The Conference mailing list server is down again. I’ve been monitoring disk utilization on the list server for awhile now in an attempt to keep the server up until after the building move. Once I realized that we were going to run out of space again I decided to take the server down preemptively.

GNU Mailman
We have a long running history with this software. Sometime around 2003 I was tasked with setting up a mailing list solution for the Conference. Several of our local churches had also expressed interest so I had to find something cheap, scalable and fast. GNU Mailman was the perfect choice. It’s free and open source software, you can continue throwing lists at it and it supports lists of all sizes.
The list server is my oldest Linux installation. I was a lowly Windows admin at the time so my good friend Alan Swartz helped me with the original Red Hat installation. My how times have changed. Back then I had a brief list of commands to create new lists, reboot the server and perform a few basic administrative tasks. I wish I had kept a copy of that original handwritten list but alas, it is lost to the sands of time. This software has proven robust over the years as it has moved across several physical computers and 3-4 different Linux distributions.

Victims of our own success.
It would seem that too much of a good thing always lead to problems. The mailing list server maintains an archive of all of the e-mail that is sent over each of the mailing lists. These files grow over time as new messages are sent. Over time disk space can become a problem. It took us several years of constant usage to amass a corpus of around 80 gigabytes (GB). Mailman must have changed how it stores e-mail because over the course of a year or so we shot up to around 280 GB. Maybe people realized that you can send attachments to the lists? Once things get back to normal I plan to dig into why these list archives are growing so quickly.
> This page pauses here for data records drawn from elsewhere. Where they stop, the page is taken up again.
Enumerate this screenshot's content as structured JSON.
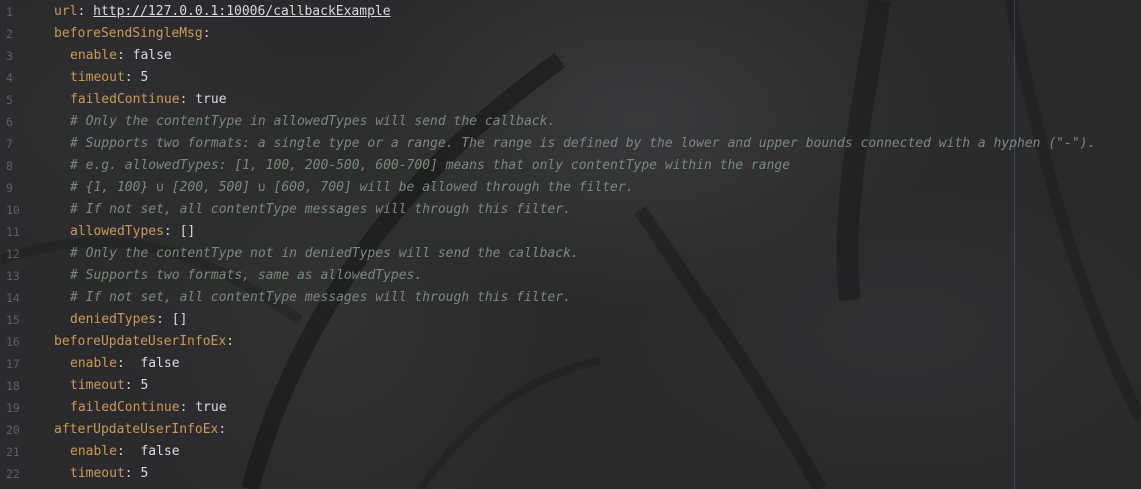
{
  "editor": {
    "language": "yaml",
    "colors": {
      "key": "#cb9a56",
      "comment": "#7a8a7a",
      "value": "#d8dadd",
      "line_number": "#5f6166",
      "background": "#2b2b2d"
    }
  },
  "lines": [
    {
      "n": "1",
      "indent": false,
      "key": "url",
      "value": "http://127.0.0.1:10006/callbackExample",
      "is_url": true
    },
    {
      "n": "2",
      "indent": false,
      "key": "beforeSendSingleMsg",
      "value": ""
    },
    {
      "n": "3",
      "indent": true,
      "key": "enable",
      "value": "false"
    },
    {
      "n": "4",
      "indent": true,
      "key": "timeout",
      "value": "5"
    },
    {
      "n": "5",
      "indent": true,
      "key": "failedContinue",
      "value": "true"
    },
    {
      "n": "6",
      "indent": true,
      "comment": "# Only the contentType in allowedTypes will send the callback."
    },
    {
      "n": "7",
      "indent": true,
      "comment": "# Supports two formats: a single type or a range. The range is defined by the lower and upper bounds connected with a hyphen (\"-\")."
    },
    {
      "n": "8",
      "indent": true,
      "comment": "# e.g. allowedTypes: [1, 100, 200-500, 600-700] means that only contentType within the range"
    },
    {
      "n": "9",
      "indent": true,
      "comment": "# {1, 100} ∪ [200, 500] ∪ [600, 700] will be allowed through the filter."
    },
    {
      "n": "10",
      "indent": true,
      "comment": "# If not set, all contentType messages will through this filter."
    },
    {
      "n": "11",
      "indent": true,
      "key": "allowedTypes",
      "value": "[]"
    },
    {
      "n": "12",
      "indent": true,
      "comment": "# Only the contentType not in deniedTypes will send the callback."
    },
    {
      "n": "13",
      "indent": true,
      "comment": "# Supports two formats, same as allowedTypes."
    },
    {
      "n": "14",
      "indent": true,
      "comment": "# If not set, all contentType messages will through this filter."
    },
    {
      "n": "15",
      "indent": true,
      "key": "deniedTypes",
      "value": "[]"
    },
    {
      "n": "16",
      "indent": false,
      "key": "beforeUpdateUserInfoEx",
      "value": ""
    },
    {
      "n": "17",
      "indent": true,
      "key": "enable",
      "value": " false"
    },
    {
      "n": "18",
      "indent": true,
      "key": "timeout",
      "value": "5"
    },
    {
      "n": "19",
      "indent": true,
      "key": "failedContinue",
      "value": "true"
    },
    {
      "n": "20",
      "indent": false,
      "key": "afterUpdateUserInfoEx",
      "value": ""
    },
    {
      "n": "21",
      "indent": true,
      "key": "enable",
      "value": " false"
    },
    {
      "n": "22",
      "indent": true,
      "key": "timeout",
      "value": "5"
    }
  ]
}
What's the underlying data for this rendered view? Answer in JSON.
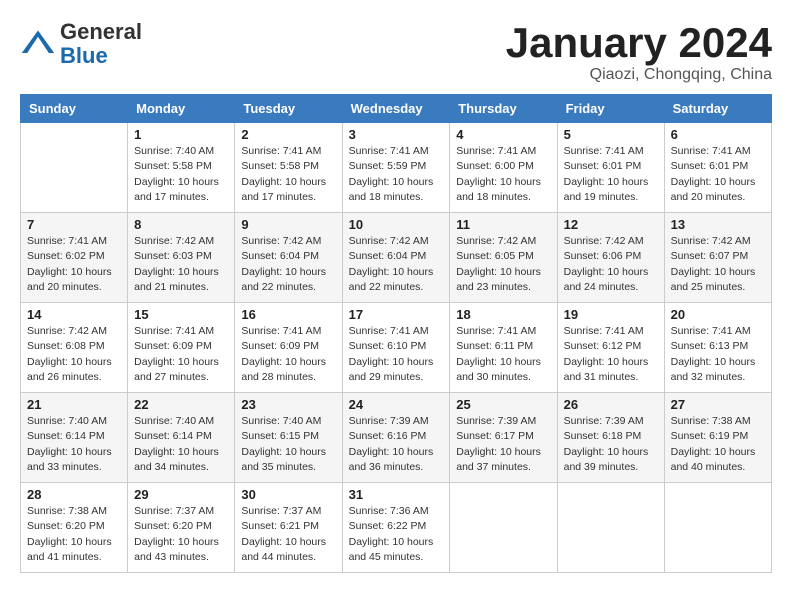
{
  "header": {
    "logo_line1": "General",
    "logo_line2": "Blue",
    "month_title": "January 2024",
    "location": "Qiaozi, Chongqing, China"
  },
  "days_of_week": [
    "Sunday",
    "Monday",
    "Tuesday",
    "Wednesday",
    "Thursday",
    "Friday",
    "Saturday"
  ],
  "weeks": [
    [
      {
        "day": "",
        "sunrise": "",
        "sunset": "",
        "daylight": ""
      },
      {
        "day": "1",
        "sunrise": "Sunrise: 7:40 AM",
        "sunset": "Sunset: 5:58 PM",
        "daylight": "Daylight: 10 hours and 17 minutes."
      },
      {
        "day": "2",
        "sunrise": "Sunrise: 7:41 AM",
        "sunset": "Sunset: 5:58 PM",
        "daylight": "Daylight: 10 hours and 17 minutes."
      },
      {
        "day": "3",
        "sunrise": "Sunrise: 7:41 AM",
        "sunset": "Sunset: 5:59 PM",
        "daylight": "Daylight: 10 hours and 18 minutes."
      },
      {
        "day": "4",
        "sunrise": "Sunrise: 7:41 AM",
        "sunset": "Sunset: 6:00 PM",
        "daylight": "Daylight: 10 hours and 18 minutes."
      },
      {
        "day": "5",
        "sunrise": "Sunrise: 7:41 AM",
        "sunset": "Sunset: 6:01 PM",
        "daylight": "Daylight: 10 hours and 19 minutes."
      },
      {
        "day": "6",
        "sunrise": "Sunrise: 7:41 AM",
        "sunset": "Sunset: 6:01 PM",
        "daylight": "Daylight: 10 hours and 20 minutes."
      }
    ],
    [
      {
        "day": "7",
        "sunrise": "Sunrise: 7:41 AM",
        "sunset": "Sunset: 6:02 PM",
        "daylight": "Daylight: 10 hours and 20 minutes."
      },
      {
        "day": "8",
        "sunrise": "Sunrise: 7:42 AM",
        "sunset": "Sunset: 6:03 PM",
        "daylight": "Daylight: 10 hours and 21 minutes."
      },
      {
        "day": "9",
        "sunrise": "Sunrise: 7:42 AM",
        "sunset": "Sunset: 6:04 PM",
        "daylight": "Daylight: 10 hours and 22 minutes."
      },
      {
        "day": "10",
        "sunrise": "Sunrise: 7:42 AM",
        "sunset": "Sunset: 6:04 PM",
        "daylight": "Daylight: 10 hours and 22 minutes."
      },
      {
        "day": "11",
        "sunrise": "Sunrise: 7:42 AM",
        "sunset": "Sunset: 6:05 PM",
        "daylight": "Daylight: 10 hours and 23 minutes."
      },
      {
        "day": "12",
        "sunrise": "Sunrise: 7:42 AM",
        "sunset": "Sunset: 6:06 PM",
        "daylight": "Daylight: 10 hours and 24 minutes."
      },
      {
        "day": "13",
        "sunrise": "Sunrise: 7:42 AM",
        "sunset": "Sunset: 6:07 PM",
        "daylight": "Daylight: 10 hours and 25 minutes."
      }
    ],
    [
      {
        "day": "14",
        "sunrise": "Sunrise: 7:42 AM",
        "sunset": "Sunset: 6:08 PM",
        "daylight": "Daylight: 10 hours and 26 minutes."
      },
      {
        "day": "15",
        "sunrise": "Sunrise: 7:41 AM",
        "sunset": "Sunset: 6:09 PM",
        "daylight": "Daylight: 10 hours and 27 minutes."
      },
      {
        "day": "16",
        "sunrise": "Sunrise: 7:41 AM",
        "sunset": "Sunset: 6:09 PM",
        "daylight": "Daylight: 10 hours and 28 minutes."
      },
      {
        "day": "17",
        "sunrise": "Sunrise: 7:41 AM",
        "sunset": "Sunset: 6:10 PM",
        "daylight": "Daylight: 10 hours and 29 minutes."
      },
      {
        "day": "18",
        "sunrise": "Sunrise: 7:41 AM",
        "sunset": "Sunset: 6:11 PM",
        "daylight": "Daylight: 10 hours and 30 minutes."
      },
      {
        "day": "19",
        "sunrise": "Sunrise: 7:41 AM",
        "sunset": "Sunset: 6:12 PM",
        "daylight": "Daylight: 10 hours and 31 minutes."
      },
      {
        "day": "20",
        "sunrise": "Sunrise: 7:41 AM",
        "sunset": "Sunset: 6:13 PM",
        "daylight": "Daylight: 10 hours and 32 minutes."
      }
    ],
    [
      {
        "day": "21",
        "sunrise": "Sunrise: 7:40 AM",
        "sunset": "Sunset: 6:14 PM",
        "daylight": "Daylight: 10 hours and 33 minutes."
      },
      {
        "day": "22",
        "sunrise": "Sunrise: 7:40 AM",
        "sunset": "Sunset: 6:14 PM",
        "daylight": "Daylight: 10 hours and 34 minutes."
      },
      {
        "day": "23",
        "sunrise": "Sunrise: 7:40 AM",
        "sunset": "Sunset: 6:15 PM",
        "daylight": "Daylight: 10 hours and 35 minutes."
      },
      {
        "day": "24",
        "sunrise": "Sunrise: 7:39 AM",
        "sunset": "Sunset: 6:16 PM",
        "daylight": "Daylight: 10 hours and 36 minutes."
      },
      {
        "day": "25",
        "sunrise": "Sunrise: 7:39 AM",
        "sunset": "Sunset: 6:17 PM",
        "daylight": "Daylight: 10 hours and 37 minutes."
      },
      {
        "day": "26",
        "sunrise": "Sunrise: 7:39 AM",
        "sunset": "Sunset: 6:18 PM",
        "daylight": "Daylight: 10 hours and 39 minutes."
      },
      {
        "day": "27",
        "sunrise": "Sunrise: 7:38 AM",
        "sunset": "Sunset: 6:19 PM",
        "daylight": "Daylight: 10 hours and 40 minutes."
      }
    ],
    [
      {
        "day": "28",
        "sunrise": "Sunrise: 7:38 AM",
        "sunset": "Sunset: 6:20 PM",
        "daylight": "Daylight: 10 hours and 41 minutes."
      },
      {
        "day": "29",
        "sunrise": "Sunrise: 7:37 AM",
        "sunset": "Sunset: 6:20 PM",
        "daylight": "Daylight: 10 hours and 43 minutes."
      },
      {
        "day": "30",
        "sunrise": "Sunrise: 7:37 AM",
        "sunset": "Sunset: 6:21 PM",
        "daylight": "Daylight: 10 hours and 44 minutes."
      },
      {
        "day": "31",
        "sunrise": "Sunrise: 7:36 AM",
        "sunset": "Sunset: 6:22 PM",
        "daylight": "Daylight: 10 hours and 45 minutes."
      },
      {
        "day": "",
        "sunrise": "",
        "sunset": "",
        "daylight": ""
      },
      {
        "day": "",
        "sunrise": "",
        "sunset": "",
        "daylight": ""
      },
      {
        "day": "",
        "sunrise": "",
        "sunset": "",
        "daylight": ""
      }
    ]
  ]
}
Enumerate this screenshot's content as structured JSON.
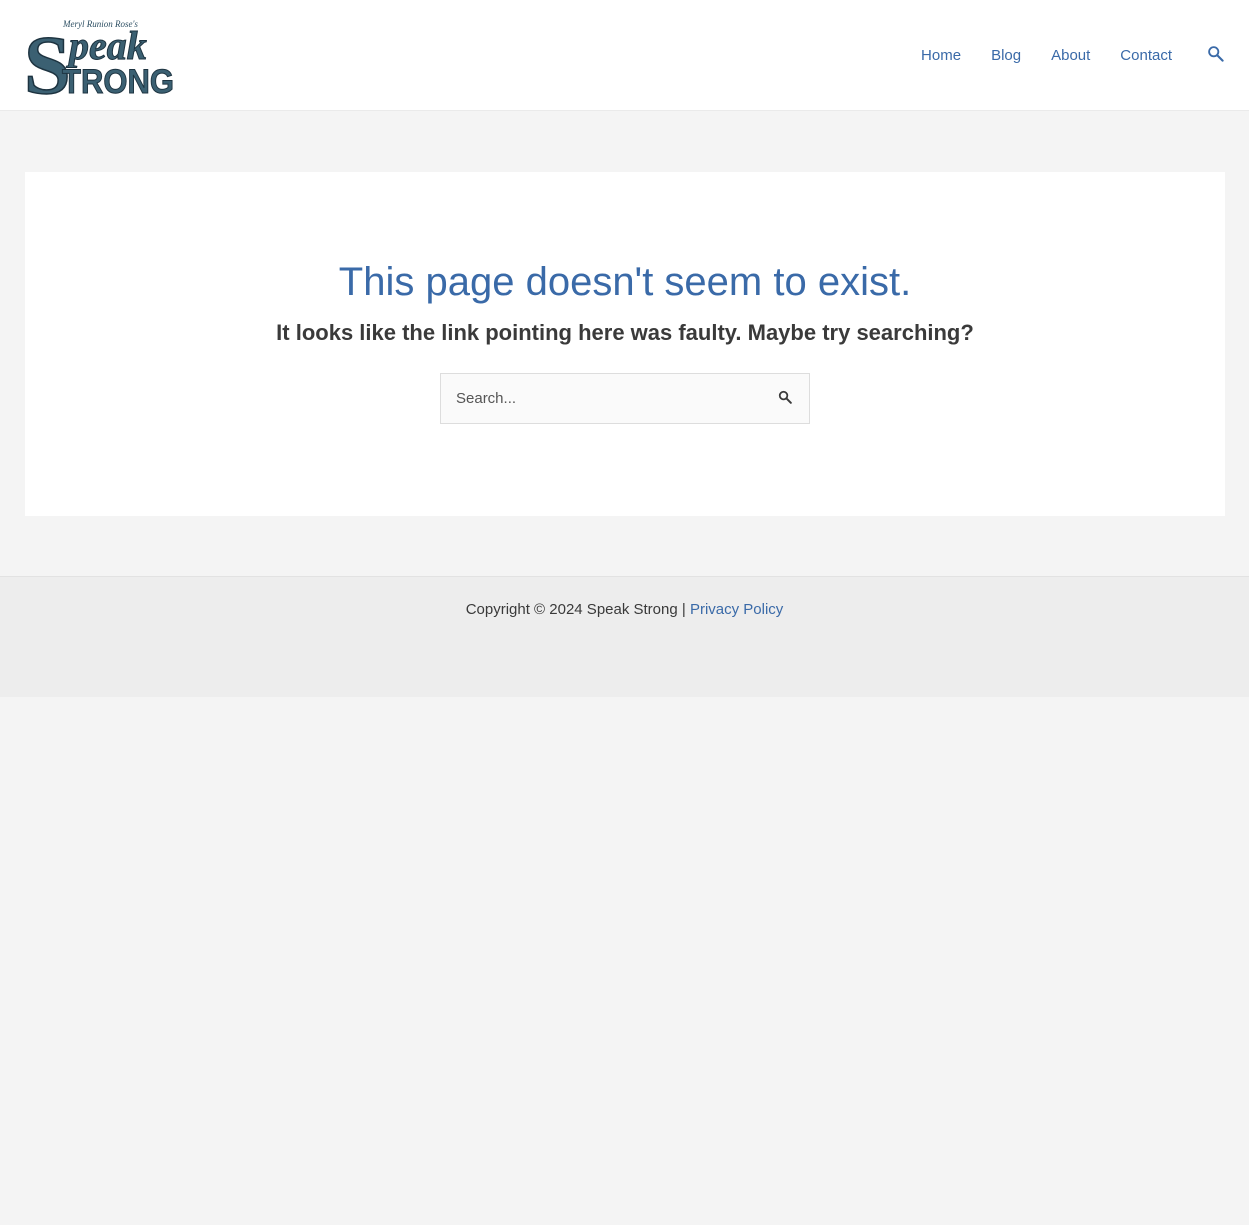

Everyone loves a good history lesson but why is the server down today? The simple answer is that the hard drive is full (again). Once it fills up the mailman daemon stops responding. Since I am out of the office it could take me a good while to discover that the system is down. That’s why I decided to go ahead and replace it.
On June 17th the system went down due to a full hard drive. With the building move coming up soon I decided to try temporarily remove the larger archives from the internal mailing lists. This would free up enough hard disk space to keep the server running (hopefully) until well after the building move when I could properly schedule an outage. I’ve been monitoring the disk utilization since then, moving archives as I can. Unfortunately, I’ve moved all of the larger ones and was forced to move forward with plans to switch the drive.
Last night I pulled the 320 GB drive and replaced it with a 1.5 Terabyte (TB) drive. It takes awhile to copy the archives back to the new drive however. Overnight 60 GB of the 280 GB data store copied. I expect progress all day and will bring the system back online as soon as I can. Hopefully this will buy us a good bit of time before I have to permanently retire some of the archives.
Update: Friday, July 9th 2010 @ 12:17 PM
The list server is back up! We have plenty of available disk space now. I’m hoping that this one will last us a good while. I still need to research what is eating so much disk space but moving forward we should be in good shape!